A February report on the “On-Spot Assessment of the Lake Victoria Basin” was compiled by the Assembly's Committee on Agriculture, Tourism and Natural Resources (ATNR). Its findings include a recommendation that the capacity of the Lake Victoria Basin Commission (LVBC) be safeguarded through enhanced funding and improved human resources.
While highlighting progress made so far by the LVBC in raising living standards throughout the region, improving safety on the lake and formulating pollution contingency plans, the report points to “perennial under-staffing which is hampering the LVBC from achieving its set objectives”, with many key positions still unfilled.
Key issues also lamented in the report include unsustainable fishing and land-use such as construction, deforestation and farming on wetlands, as well as invasive plants species, over-release of water and abstraction from catchment rivers.

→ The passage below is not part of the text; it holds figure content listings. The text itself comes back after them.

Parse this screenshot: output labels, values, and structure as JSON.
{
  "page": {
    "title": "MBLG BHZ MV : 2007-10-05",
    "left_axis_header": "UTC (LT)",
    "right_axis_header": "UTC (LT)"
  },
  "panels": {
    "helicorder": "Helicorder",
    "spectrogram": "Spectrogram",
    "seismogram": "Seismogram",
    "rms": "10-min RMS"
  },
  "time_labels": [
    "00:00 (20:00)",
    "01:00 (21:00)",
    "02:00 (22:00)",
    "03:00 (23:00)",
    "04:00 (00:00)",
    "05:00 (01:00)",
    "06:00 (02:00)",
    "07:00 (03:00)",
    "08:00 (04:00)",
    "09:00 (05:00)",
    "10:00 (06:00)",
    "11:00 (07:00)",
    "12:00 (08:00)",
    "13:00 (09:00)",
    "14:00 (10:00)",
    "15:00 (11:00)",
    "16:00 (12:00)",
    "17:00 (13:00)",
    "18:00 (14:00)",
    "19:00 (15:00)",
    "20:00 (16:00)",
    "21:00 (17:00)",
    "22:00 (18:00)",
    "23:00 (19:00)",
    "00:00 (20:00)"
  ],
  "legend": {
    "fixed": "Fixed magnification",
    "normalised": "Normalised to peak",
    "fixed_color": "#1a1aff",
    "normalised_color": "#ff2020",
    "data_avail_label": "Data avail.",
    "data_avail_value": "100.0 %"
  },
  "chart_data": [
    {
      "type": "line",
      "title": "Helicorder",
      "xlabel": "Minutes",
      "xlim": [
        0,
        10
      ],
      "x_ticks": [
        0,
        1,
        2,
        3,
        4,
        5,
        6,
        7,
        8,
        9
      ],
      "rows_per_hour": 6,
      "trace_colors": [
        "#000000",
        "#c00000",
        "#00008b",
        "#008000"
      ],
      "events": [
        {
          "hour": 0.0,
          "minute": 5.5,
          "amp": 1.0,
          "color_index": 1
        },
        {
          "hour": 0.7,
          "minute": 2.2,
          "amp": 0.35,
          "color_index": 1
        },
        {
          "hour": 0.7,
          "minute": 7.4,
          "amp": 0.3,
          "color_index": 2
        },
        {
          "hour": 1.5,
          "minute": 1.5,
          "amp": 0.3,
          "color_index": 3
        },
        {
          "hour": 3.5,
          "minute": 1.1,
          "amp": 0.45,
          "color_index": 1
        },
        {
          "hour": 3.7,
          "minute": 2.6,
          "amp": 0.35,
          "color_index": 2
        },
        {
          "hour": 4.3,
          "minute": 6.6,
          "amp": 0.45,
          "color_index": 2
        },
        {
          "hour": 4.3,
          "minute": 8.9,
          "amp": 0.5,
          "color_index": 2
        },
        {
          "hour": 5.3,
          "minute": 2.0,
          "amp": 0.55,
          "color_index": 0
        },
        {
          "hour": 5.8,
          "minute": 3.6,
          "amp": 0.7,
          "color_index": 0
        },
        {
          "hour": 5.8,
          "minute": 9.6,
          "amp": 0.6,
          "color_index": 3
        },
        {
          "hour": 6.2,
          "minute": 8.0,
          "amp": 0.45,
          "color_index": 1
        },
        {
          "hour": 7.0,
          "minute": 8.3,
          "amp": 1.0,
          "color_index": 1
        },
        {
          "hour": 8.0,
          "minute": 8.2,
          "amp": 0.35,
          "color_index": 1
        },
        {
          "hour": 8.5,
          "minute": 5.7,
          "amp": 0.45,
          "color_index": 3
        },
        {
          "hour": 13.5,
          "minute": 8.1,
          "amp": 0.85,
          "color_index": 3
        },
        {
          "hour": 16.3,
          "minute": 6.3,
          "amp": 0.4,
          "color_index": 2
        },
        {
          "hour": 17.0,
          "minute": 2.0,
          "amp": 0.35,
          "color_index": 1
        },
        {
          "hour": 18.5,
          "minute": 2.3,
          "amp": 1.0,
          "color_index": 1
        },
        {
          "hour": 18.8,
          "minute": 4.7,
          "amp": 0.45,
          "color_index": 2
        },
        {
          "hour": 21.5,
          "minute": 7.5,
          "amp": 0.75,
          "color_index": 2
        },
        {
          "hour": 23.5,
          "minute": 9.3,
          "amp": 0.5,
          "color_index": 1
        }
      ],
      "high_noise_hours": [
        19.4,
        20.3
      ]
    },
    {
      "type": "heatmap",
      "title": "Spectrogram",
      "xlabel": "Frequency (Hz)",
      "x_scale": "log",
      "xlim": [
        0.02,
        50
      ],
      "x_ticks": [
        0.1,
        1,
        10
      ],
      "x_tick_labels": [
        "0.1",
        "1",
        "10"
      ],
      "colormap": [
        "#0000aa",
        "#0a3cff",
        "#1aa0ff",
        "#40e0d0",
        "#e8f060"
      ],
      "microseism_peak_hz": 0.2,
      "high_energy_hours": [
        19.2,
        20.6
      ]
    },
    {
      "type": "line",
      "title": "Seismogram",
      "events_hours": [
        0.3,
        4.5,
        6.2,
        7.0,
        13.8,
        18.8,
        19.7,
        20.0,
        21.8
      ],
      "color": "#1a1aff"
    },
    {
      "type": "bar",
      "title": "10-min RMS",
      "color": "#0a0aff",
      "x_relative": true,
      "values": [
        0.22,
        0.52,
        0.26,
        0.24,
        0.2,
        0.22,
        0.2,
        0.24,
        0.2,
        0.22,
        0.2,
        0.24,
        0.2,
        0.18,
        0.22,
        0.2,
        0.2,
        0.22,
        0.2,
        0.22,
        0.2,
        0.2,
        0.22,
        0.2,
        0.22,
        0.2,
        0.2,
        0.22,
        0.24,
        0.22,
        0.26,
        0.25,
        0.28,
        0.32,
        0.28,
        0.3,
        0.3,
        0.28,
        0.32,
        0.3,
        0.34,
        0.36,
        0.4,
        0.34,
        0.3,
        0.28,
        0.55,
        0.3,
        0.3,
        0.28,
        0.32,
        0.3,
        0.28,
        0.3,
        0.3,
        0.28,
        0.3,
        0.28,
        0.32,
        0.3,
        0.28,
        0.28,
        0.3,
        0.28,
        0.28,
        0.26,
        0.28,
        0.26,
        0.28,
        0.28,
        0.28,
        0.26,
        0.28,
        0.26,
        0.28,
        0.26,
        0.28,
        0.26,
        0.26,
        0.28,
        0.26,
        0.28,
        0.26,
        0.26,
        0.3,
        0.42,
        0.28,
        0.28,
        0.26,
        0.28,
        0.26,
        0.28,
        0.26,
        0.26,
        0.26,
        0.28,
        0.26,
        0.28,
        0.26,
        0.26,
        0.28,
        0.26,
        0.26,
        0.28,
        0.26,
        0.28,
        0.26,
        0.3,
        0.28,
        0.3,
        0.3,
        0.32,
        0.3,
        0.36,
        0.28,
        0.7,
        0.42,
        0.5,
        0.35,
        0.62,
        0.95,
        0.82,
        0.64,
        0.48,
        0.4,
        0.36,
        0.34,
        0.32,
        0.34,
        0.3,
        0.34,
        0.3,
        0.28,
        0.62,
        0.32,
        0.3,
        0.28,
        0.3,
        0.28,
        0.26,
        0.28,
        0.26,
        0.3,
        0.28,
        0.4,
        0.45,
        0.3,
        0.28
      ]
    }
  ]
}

At a session of the EALA, representatives called for serious investments in the lake basin by the EAC partner states if the region was to develop economically, while decrying heavy donor dependency. Others urged the EAC Council of Ministers to look for alternative mechanisms to fund the LVBC.
The report notes that individual states in the Lake Victoria Basin have received funding from the United Nations Environmental Programme (UNEP) amounting to $5 Million USD in support of climate change adaptation, while Germany and the EU have provided $48.6 Million USD for high-priority investments under the Integrated Water Resources Management for Lake Victoria Basin programme.
The LVBC is a specialist institution of the EAC established to support economic growth in the region. However, it lacked the legal framework to act effectively as a corporate body until the passage in November by the EAC of a bill enshrining in law its capacity to harmonise partner states policies and laws in respect of the Lake Victoria Basin.